This soup is simple, delicious, and even better leftover. I was pleasantly surprised the first time I tried it. Modified from Forks Over Knives.
Time: 45 minutes
Type: Soup (entree? appetizer? side? how else do they classify soup?)
- 1 large yellow onion, peeled and diced
- 3 cloves garlic, peeled and minced
- 1 Tbsp minced thyme
- 1 Tbsp olive oil
- 8 cups Vegetable Stock, or low-sodium vegetable broth
- 1 lb red-skin potatoes (or 7-9 small), scrubbed and cut into 1/2 inch cubes
- 1 lb green beans, trimmed and cut into 1/2-inch pieces
- 3 1/2 cups corn –> frozen, canned (be sure to drain and rinse), or from 6 ears of corn
- Two 15-oz cans navy beans, drained and rinsed
- Salt and freshly ground black pepper to taste (I’d recommend 1 Tbsp salt and 1 tsp pepper)

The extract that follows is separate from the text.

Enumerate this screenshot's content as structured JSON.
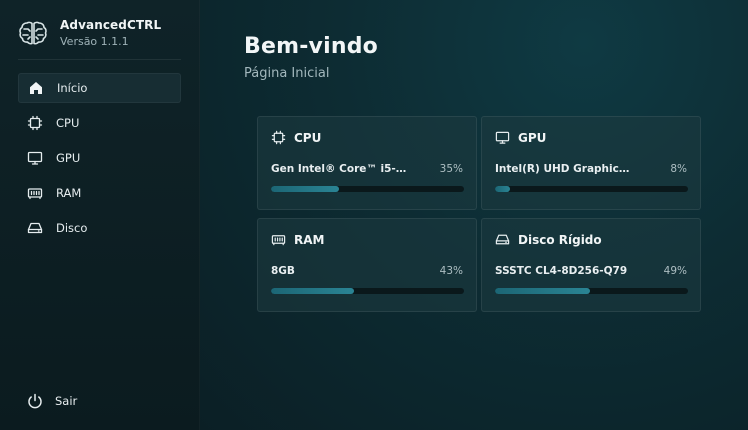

- Heat olive oil in a large pot over medium heat.
- Place the onion in the pot and sauté until soft, about 4-5 minutes.
- Add the garlic and thyme and cook for another minute.
- Add the vegetable stock, potatoes, green beans, and corn and cook, covered, over medium heat, for 15 minutes.
- Add the navy beans, season with the salt and pepper, and cook for another 20-25 minutes, or until the vegetables are tender.